Review: The Wackness
PLOT: Over a long, hot summer in 1994, a recent high school graduate plays video games, drinks 40s, slings pot and attends sessions with his shrink (who's also a client). As he tries to figure out what to do with his life he falls in love and begins to experience what life is for the first time.
(The following review for THE WACKNESS, in theaters now, originally ran as part of our Tribeca Film Festival coverage.)
REVIEW: If the lines, the overpacked houses and annoying film snobs are the worst part about film festivals, movies like THE WACKNESS are the best part. THE WACKNESS, which screened as part of the Tribeca Film Festival, is the best film at the festival and one of the best films I've seen so far this year.
The movie stars a wonderfully cast Josh Peck as homeboy Luke Shapiro, a white kid graduating from high school in 1994 New York City. What few friends he has are leaving for the summer and he's stuck at home playing "Zelda," discovering Notorious BIG, smoking joints and attending sessions with his therapist Dr. Squires (Ben Kingsley) who accepts the weed Luke sells on the side as payment. Through Squires, Luke meets the doctor's stepdaughter Stephanie (Olivia Thirlby, JUNO), the only one of his classmates who's still in the City over the summer. Through mutual boredom they begin to hang out and hook up.
While it would appear that the central relationship would be between Luke and Stephanie, the more pivotal relationship is that of Luke and Squires. Luke is a kid who seemingly wants to grow up. He becomes fascinated with a line his doctor throws at him about becoming a man. Squires is an adult who desperately wants to be a kid again. Peck and Kingsley play off each other brilliantly and Kingsley delivers his finest work in years (I almost forgive him for BLOODRAYNE).

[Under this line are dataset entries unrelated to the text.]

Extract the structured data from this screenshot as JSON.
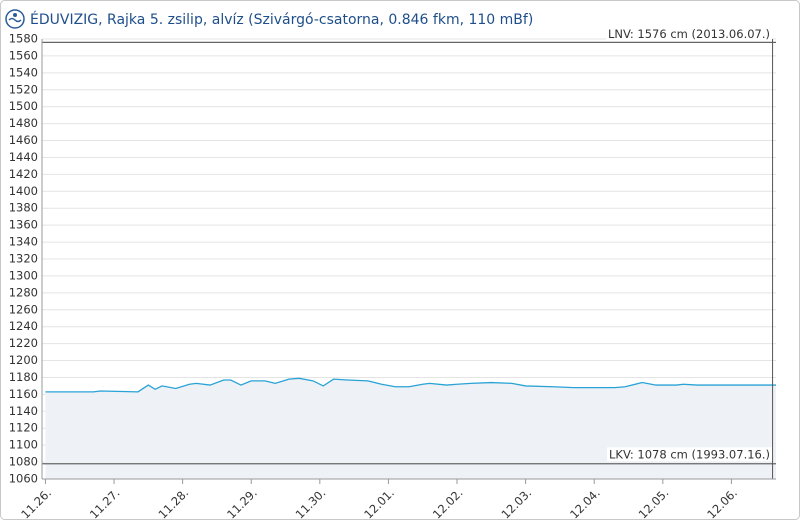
{
  "chart_data": {
    "type": "area-line",
    "title": "ÉDUVIZIG, Rajka 5. zsilip, alvíz (Szivárgó-csatorna, 0.846 fkm, 110 mBf)",
    "series": [
      {
        "color": "#29a3d6",
        "x": [
          0,
          0.7,
          0.8,
          1.35,
          1.5,
          1.6,
          1.7,
          1.9,
          2.1,
          2.2,
          2.4,
          2.6,
          2.7,
          2.85,
          3.0,
          3.2,
          3.35,
          3.55,
          3.7,
          3.9,
          4.05,
          4.2,
          4.4,
          4.7,
          4.9,
          5.1,
          5.3,
          5.5,
          5.6,
          5.85,
          6.0,
          6.2,
          6.5,
          6.8,
          7.0,
          7.4,
          7.7,
          8.3,
          8.45,
          8.7,
          8.9,
          9.2,
          9.3,
          9.5,
          10.0,
          10.65
        ],
        "values": [
          1163,
          1163,
          1164,
          1163,
          1171,
          1166,
          1170,
          1167,
          1172,
          1173,
          1171,
          1177,
          1177,
          1171,
          1176,
          1176,
          1173,
          1178,
          1179,
          1176,
          1170,
          1178,
          1177,
          1176,
          1172,
          1169,
          1169,
          1172,
          1173,
          1171,
          1172,
          1173,
          1174,
          1173,
          1170,
          1169,
          1168,
          1168,
          1169,
          1174,
          1171,
          1171,
          1172,
          1171,
          1171,
          1171
        ]
      }
    ],
    "xlim": [
      -0.05,
      10.65
    ],
    "xticks": [
      {
        "value": 0,
        "label": "11.26."
      },
      {
        "value": 1,
        "label": "11.27."
      },
      {
        "value": 2,
        "label": "11.28."
      },
      {
        "value": 3,
        "label": "11.29."
      },
      {
        "value": 4,
        "label": "11.30."
      },
      {
        "value": 5,
        "label": "12.01."
      },
      {
        "value": 6,
        "label": "12.02."
      },
      {
        "value": 7,
        "label": "12.03."
      },
      {
        "value": 8,
        "label": "12.04."
      },
      {
        "value": 9,
        "label": "12.05."
      },
      {
        "value": 10,
        "label": "12.06."
      }
    ],
    "ylim": [
      1060,
      1580
    ],
    "yticks": [
      1060,
      1080,
      1100,
      1120,
      1140,
      1160,
      1180,
      1200,
      1220,
      1240,
      1260,
      1280,
      1300,
      1320,
      1340,
      1360,
      1380,
      1400,
      1420,
      1440,
      1460,
      1480,
      1500,
      1520,
      1540,
      1560,
      1580
    ],
    "reference_lines": [
      {
        "value": 1576,
        "label": "LNV: 1576 cm (2013.06.07.)"
      },
      {
        "value": 1078,
        "label": "LKV: 1078 cm (1993.07.16.)"
      }
    ],
    "vline_x": 10.6,
    "grid": true
  }
}
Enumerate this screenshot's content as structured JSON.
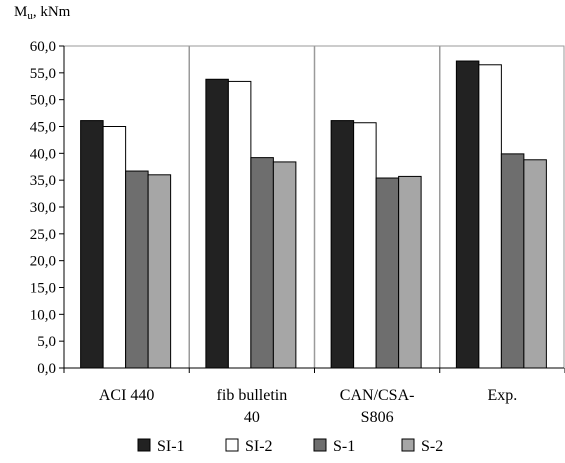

Both Luke and Squires are looking for love and Luke seems to find it in Stephanie. She follows him as he sells weed out of his frozen ice truck. They share beer in Central Park and hit up her family's vacation home in Fire Island. Their scenes on the island are hilarious and heart-warming as we finally see Luke coming out of his emotional coma ("You make me want to listen to Boyz II Men," he tells her). But, as you might expect, things don't always go smoothly. There's a beautifully shot, bittersweet moment in a beach shower between Luke and Stephanie that will break your heart because you know what's going to happen before Luke does.
As a doofy white kid from the mid-90s who listened to Tribe Called Quest and played "Zelda" myself, I can say writer/director Jonathan Levine has done a wonderful job of bringing the subculture to the screen. While not everyone can relate to Luke on as many levels as I can, we've all certainly gone through the same experiences. That may sound like another standard coming-of-age dramedy, THE WACKNESS is anything but. Levine takes the rite of passage genre and remixes it like many of the mix tapes Luke pops in his ghetto blaster. As you'd expect it's equal parts funny, charming, touching, sad and contemplative in a way that few movies of similar themes are able to pull off. It's what I hoped JUNO would be.
The title of the movie comes from Stephanie telling Luke to stop worrying about what will happen to them after summer's over. He, she says, continues to focus on "the wackness" in a particular situation and that he really should be looking at the flipside, at "the dopeness" of life. There's been a lot of wackness so far in 2008 but THE WACKNESS truly is the dopeness.